La teoría de la sospecha

La teoría de la sospecha nos viene del Marxismo, y su aplicación en la política diaria tiene consecuencias terribles en una sociedad democrática. La democracia es un sistema de gobierno que sustituye el poder de las armas por el de los argumentos, El parlamento nos viene del Ágora, y es incluso más importante que las elecciones presidenciales, aunque Usted no lo crea. La democracia necesita de la discusión y se nutre de ella.

La lógica dialéctica (tesis-antítesis-síntesis) se opone, en este sentido, a la lógica aristotélica. Su correspondiente, el materialismo histórico-dialéctico, se opone a una posición que resulta ser el pilar de toda democracia. Demócrata es aquel que está convencido de que para gobernar es suficiente convencer a los demás de los propios argumentos, sin coacción militar, económica o de cualquier otra índole. Antidemócrata es quien piensa lo contrario: que discutir no tiene sentido, no vale la pena, no soluciona nada. Que es mejor quien soluciona con hechos, quien decide, que quien pierde primero el tiempo intentando convencer a los demás.

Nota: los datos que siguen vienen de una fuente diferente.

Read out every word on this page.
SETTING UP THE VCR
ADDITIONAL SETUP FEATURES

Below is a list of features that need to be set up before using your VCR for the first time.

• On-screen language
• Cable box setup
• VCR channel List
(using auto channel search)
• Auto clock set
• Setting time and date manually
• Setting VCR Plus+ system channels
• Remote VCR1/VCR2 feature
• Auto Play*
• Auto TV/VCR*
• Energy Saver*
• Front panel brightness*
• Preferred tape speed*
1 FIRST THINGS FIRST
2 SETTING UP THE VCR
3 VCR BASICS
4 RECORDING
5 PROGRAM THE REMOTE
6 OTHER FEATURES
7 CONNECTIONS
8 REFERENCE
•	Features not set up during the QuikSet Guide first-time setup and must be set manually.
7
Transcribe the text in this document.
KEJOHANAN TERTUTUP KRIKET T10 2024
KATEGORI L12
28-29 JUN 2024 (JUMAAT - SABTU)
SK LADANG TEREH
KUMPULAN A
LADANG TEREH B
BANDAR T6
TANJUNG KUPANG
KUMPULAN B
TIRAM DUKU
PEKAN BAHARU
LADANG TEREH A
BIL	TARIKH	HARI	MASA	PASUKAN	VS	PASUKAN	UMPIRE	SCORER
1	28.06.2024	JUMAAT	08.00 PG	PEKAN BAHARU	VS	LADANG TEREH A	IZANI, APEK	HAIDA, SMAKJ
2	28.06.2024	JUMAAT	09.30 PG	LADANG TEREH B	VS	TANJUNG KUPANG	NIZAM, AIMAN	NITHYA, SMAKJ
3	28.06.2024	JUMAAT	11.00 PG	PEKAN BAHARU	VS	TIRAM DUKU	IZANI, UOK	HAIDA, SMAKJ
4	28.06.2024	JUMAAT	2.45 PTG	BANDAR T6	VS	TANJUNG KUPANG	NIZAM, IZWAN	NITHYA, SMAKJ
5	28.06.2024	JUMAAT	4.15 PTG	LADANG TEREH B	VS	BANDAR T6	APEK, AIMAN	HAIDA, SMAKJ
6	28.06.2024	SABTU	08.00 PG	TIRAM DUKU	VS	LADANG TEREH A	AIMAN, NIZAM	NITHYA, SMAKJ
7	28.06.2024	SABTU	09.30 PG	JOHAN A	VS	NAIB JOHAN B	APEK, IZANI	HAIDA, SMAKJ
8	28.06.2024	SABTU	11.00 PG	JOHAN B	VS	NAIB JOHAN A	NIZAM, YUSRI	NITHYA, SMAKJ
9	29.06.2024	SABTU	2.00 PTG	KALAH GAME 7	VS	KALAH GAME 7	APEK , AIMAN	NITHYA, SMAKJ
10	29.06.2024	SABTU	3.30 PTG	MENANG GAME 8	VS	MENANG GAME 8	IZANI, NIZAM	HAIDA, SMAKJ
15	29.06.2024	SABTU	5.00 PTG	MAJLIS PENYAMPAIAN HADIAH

La teoría de la sospecha se puede resumir como sigue: No me interesan tus argumentos, sino tu historia, tu origen, tus intenciones oscuras, los intereses que defiendes. Tú no argumentas porque seas demócrata, sino porque defiendes intereses ocultos. Detrás de esta posición podemos descifrar algunas claves. Vale decir: la moral tiene una genealogía. El discurso demócrata viene manchado por un pecado original, los intereses de cada participante.

1. En la teoría de la sospecha, no escuchamos el argumento del otro: lo descalificamos.

2. La participación política para defender los intereses propios está teñida de pecado. Sólo es válida la participación “desinteresada”, humanística, filantrópica, por la defensa de principios abstractos como el bien de la humanidad, la justicia o la igualdad; pero no la participación para resolver problemas concretos, como pretender arreglar el hueco en la calle al frente de su casa o mejorar el suministro de agua de alguna comunidad.

3. El discurso de un ________ (la rayita la puede rellenar con cualquier etiqueta, como “burgués”, “enemigo”, “lacayo del imperio”, “antirrevolucionario”, pero también “rojo”, “terrorista”, etc….) está destinado al fracaso desde antes de que éste lo profiera.

4. No se escucha el discurso de un _____________ (ver punto anterior). No se le responde. Se ignora de plano su contenido, y se buscan las “debilidades morales” de quien lo profiere. Se descalifica al demócrata ingenuo con un discurso agrio.

La teoría de la sospecha es sólo una forma más de historicismo, una muy perversa por cierto, como bien nos previno Karl Popper en una de las más fieras defensas del pensamiento democrático, “La sociedad abierta y sus enemigos”.  El resultado de esta  manera de hacer política, dentro de una sociedad democrática, es simplemente nefasto. Cuando este tipo de pensamiento llega al poder, se dedica a ignorar sistemáticamente a la parte de la población que disiente de su proyecto. Se crea por la vía de los hechos un apartheid político. Se marca al disidente con una estrella de David amarilla que lo convierte en loco.

En este tipo de regímenes, a un disidente solo le quedan dos alternativas: el exilio o el campo de reeducación.  ¿Cuál elige Usted?